One was a plain bottle of pellets which might have been some homeopathic remedy.

“Whatever it is that is the matter with Eugenia,” remarked Atherton, “it seems to have baffled the doctors so far.”

Kennedy said nothing, but I saw that he had clumsily overturned the bottle and absently set it up again, as though his thoughts were far away. Yet with a cleverness that would have done credit to a professor of legerdemain he had managed to extract two or three of the pellets.

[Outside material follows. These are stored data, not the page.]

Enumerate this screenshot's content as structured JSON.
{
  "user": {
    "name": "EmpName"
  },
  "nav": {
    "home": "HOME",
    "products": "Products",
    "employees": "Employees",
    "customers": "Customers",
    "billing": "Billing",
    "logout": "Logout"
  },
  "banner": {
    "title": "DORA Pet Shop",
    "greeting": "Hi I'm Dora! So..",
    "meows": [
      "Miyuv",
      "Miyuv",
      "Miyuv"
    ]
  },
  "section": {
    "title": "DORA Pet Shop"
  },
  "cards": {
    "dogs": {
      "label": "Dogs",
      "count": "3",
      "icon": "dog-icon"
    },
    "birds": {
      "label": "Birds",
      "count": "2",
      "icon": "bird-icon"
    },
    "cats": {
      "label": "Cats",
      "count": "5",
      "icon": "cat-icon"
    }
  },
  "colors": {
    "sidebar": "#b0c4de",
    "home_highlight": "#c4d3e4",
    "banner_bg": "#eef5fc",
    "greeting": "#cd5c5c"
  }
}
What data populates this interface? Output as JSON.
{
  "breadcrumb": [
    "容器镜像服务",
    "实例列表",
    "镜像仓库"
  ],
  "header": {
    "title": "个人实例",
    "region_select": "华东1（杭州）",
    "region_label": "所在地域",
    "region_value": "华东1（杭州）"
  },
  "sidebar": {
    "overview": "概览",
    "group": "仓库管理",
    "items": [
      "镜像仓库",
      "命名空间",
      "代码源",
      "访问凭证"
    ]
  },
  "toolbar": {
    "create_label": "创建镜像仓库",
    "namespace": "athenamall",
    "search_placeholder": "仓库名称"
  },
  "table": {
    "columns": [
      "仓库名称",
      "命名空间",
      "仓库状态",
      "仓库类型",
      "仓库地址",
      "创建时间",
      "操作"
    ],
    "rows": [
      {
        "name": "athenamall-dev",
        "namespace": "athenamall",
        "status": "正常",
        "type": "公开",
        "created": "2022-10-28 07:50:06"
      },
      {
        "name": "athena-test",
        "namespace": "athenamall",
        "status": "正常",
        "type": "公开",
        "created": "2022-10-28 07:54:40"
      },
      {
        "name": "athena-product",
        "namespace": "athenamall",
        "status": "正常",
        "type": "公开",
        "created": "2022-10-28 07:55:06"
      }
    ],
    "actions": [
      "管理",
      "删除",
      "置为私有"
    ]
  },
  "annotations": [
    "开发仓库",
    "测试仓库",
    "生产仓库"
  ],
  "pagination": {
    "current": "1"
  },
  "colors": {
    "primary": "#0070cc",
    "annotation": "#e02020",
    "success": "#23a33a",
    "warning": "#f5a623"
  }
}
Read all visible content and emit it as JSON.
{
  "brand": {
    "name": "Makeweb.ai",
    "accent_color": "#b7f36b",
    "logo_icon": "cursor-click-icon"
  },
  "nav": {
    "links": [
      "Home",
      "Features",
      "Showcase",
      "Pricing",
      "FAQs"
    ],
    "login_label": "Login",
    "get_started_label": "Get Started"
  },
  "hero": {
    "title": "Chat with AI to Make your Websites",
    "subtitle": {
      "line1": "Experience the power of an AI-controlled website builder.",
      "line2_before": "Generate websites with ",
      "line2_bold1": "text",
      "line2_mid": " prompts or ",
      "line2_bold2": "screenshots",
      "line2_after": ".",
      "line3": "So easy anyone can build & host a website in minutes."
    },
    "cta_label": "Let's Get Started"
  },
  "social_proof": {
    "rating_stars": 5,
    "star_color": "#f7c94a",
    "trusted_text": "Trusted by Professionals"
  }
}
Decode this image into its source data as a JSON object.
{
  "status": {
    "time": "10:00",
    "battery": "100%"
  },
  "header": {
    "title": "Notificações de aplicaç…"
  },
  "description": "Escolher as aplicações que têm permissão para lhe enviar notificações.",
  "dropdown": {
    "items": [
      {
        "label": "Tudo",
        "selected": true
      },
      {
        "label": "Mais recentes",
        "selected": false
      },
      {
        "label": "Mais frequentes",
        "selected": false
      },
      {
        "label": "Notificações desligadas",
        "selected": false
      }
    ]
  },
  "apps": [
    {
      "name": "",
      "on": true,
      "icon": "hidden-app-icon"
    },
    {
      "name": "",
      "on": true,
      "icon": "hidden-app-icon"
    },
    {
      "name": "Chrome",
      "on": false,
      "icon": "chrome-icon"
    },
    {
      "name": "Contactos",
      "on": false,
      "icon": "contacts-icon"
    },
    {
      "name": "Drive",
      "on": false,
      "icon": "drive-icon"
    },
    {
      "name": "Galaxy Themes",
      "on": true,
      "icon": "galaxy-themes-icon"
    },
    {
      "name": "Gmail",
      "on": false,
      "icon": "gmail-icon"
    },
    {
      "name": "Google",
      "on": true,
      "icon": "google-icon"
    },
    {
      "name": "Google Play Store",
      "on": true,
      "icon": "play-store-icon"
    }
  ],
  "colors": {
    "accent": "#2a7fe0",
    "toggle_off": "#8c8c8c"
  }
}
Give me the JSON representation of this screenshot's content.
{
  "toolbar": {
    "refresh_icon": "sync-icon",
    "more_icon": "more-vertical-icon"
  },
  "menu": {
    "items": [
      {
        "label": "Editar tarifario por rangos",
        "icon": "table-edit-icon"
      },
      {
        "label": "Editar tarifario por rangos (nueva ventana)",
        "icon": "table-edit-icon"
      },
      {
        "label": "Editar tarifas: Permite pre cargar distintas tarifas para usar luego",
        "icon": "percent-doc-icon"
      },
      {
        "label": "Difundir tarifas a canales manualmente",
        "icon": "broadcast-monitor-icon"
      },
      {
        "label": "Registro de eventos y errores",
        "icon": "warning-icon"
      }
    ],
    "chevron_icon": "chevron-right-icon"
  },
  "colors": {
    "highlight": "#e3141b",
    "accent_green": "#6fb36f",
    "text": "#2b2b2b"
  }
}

“Yes,” he said, as he moved slowly toward the staircase in the wide hall, “most baffling.”

Atherton was plainly disappointed. Evidently he had expected Kennedy to arrive at the truth and set matters right by some sudden piece of wizardry, and it was with difficulty that he refrained from saying so.

“I should like to meet Burroughs Atherton,” he remarked as we stood in the wide hall on the first floor of the big house. “Is he a frequent visitor?”

“Not frequent,” hastened Quincy Atherton, in a tone that showed some satisfaction in saying it. “However, by a lucky chance he has promised to call to-night—a mere courtesy, I believe, to Edith, since she has come to town on a visit.”

“Good!” exclaimed Kennedy. “Now, I leave it to you, Atherton, to make some plausible excuse for our meeting Burroughs here.”

“I can do that easily.”

“I shall be here early,” pursued Kennedy as we left.